Kriminell und ein korruptes Wort

Von Georg Brunold, du NO NEWS, 01.04.2001

Vom Sein lehrt Aristoteles, es werde in mehrfacher Bedeutung ausgesagt. Noch mehr Begriffe gibt es, den Geist nach Hegel, die Ware nach Marx, die Liebe nach Spinoza, das Sexuelle nach Freud, welche – so viel ist ihnen gemeinsam – die Schwerkraft von schwarzen Löchern entfalten und alles, was uns in diesem Universum je begegnen kann, verschlucken. Versuchen wir, für einen Augenblick unser Gesichtsfeld einzuschränken auf eine Vokabel wie «korrupt», und alsbald spüren wir, wie uns das schwerfällt.

«Korrupt» kurzerhand mit «bestechlich» gleichzusetzen wäre eine unzulässige Einengung des Begriffs, der durchaus ohne direkten Bezug auf Geld auskommt. Mit der weniger handgreiflichen Macht von Beziehungen breitet sich ein weites Feld aus, nicht nur überall, wo sich das Wort Geschäft etwa mit dem Wort Freundschaft verbindet, sondern genauso im Schacher um Positionen und Ämter. In manchen Ländern gewährt das Gesetz engsten Verwandten Straferlass wenn auch nicht für Beihilfe zu einem Verbrechen, so doch für dessen Deckung. So kann sich die Familie, dieses tragende Element der Gesellschaft, als Keimzelle der «Korruption» erweisen, und selbst als Inbegriff staatsbürgerlicher Tugenden verliert die Integrität – wohl der gefragte Gegenbegriff zu «Korruption»? – sich in Randbezirken, wo Loyalitäten besonderer und persönlicher Art unsere unbedingte Gesetzestreue Prioritäten unterwerfen. Für «Korruption» jedoch ist Gesetzesbeugung noch nicht einmal eine notwendige Bedingung, der Begriff muss grundsätzlich jede Form institutionalisierter Begünstigung oder Benachteiligung einschließen.

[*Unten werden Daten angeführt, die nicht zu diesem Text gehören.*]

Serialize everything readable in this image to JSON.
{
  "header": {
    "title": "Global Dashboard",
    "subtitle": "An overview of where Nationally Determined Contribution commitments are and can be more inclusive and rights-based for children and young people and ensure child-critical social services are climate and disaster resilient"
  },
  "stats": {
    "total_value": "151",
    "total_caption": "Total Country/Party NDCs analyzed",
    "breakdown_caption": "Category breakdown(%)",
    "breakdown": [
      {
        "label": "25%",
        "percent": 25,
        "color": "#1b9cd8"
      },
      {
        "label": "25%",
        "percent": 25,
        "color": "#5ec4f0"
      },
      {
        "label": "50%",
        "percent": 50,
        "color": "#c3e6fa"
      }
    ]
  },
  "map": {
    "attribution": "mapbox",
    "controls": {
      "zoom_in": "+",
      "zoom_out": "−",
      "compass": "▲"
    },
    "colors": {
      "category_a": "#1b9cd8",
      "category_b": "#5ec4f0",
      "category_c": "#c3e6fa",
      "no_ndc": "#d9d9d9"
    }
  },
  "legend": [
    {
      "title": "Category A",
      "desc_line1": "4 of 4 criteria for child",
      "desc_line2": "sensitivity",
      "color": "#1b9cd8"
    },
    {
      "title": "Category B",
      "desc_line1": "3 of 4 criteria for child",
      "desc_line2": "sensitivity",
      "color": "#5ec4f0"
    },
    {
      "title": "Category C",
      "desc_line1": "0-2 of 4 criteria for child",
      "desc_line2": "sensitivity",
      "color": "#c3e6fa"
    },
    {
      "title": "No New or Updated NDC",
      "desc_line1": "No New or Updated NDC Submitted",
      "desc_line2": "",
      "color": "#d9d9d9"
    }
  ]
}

«Korrupt» nun ist in allererster Linie, nicht wahr, die «Dritte Welt». Sicher, längst nicht alles, was «Korruption» ist in der «Dritten Welt», ist Staat. Nicht bloß Schalterbeamte von Behörden oder Postboten sind gezwungen, tips und bribes zu nehmen, ohne die in keinem Sektor einer überleben würde. Aber alles, was dort Staat ist oder einmal war, ist «Korruption». Und angesichts der Verhältnisse in Ländern, wo die gefährlichste und destruktivste kriminelle Energie sich rund um die Staatsspitze konzentriert, käme es darauf an, die Verbrechen einzeln bei ihren korrekten und wohlbekannten Namen zu nennen: Bestechung und Nötigung, Veruntreuung und Unterschlagung, Diebstahl, Plünderung und Freiheitsberaubung, Folter und Mord. Statt dessen gibt es für so gut wie alles dieses eine Wort, im Singular: die «Korruption».

Der Begriff «Korruption» betreibt auf der einen Seite eine grobfahrlässige bis vorsätzliche Verharmlosung, welche schwerste Verbrechen gegen die gesamte Nation in den Rang einer administrativen Inkompetenz herabstuft. Der Unbegriff, der vielleicht häufiger noch als ein Verbrechen einen Akt purer Notwehr eben dagegen bezeichnet, kriminalisiert auf der anderen Seite ganze Gesellschaften, die im Überlebenskampf gegen ein kriminelles Regime tagtäglich ihr bewundernswertes Standvermögen beweisen. «Korruption» ist ein Fremdwort von exakt derselben distinktiven Kraft wie das Wort Schweinerei. Während es Recht und Gerechtigkeit fordern will, betreibt es das Gegenteil, zieht vor den Verbrechen und Gebrechen, die es charakterisieren soll, einen großen Vorhang, deponiert alles auf ein und demselben Müllhaufen, dessen Anblick es erspart, und man muss fragen, ob das Wort nicht selber etwas durchaus «Korruptes», ja beinahe etwas Kriminelles hat. Anders als beim Sein und seinem Begriff, die unentbehrlich sind, wäre eine Welt nicht erst ohne alle «Korruption», sondern schon ohne dieses Wort eine – wenn auch um eine Spur bloß – bessere Welt.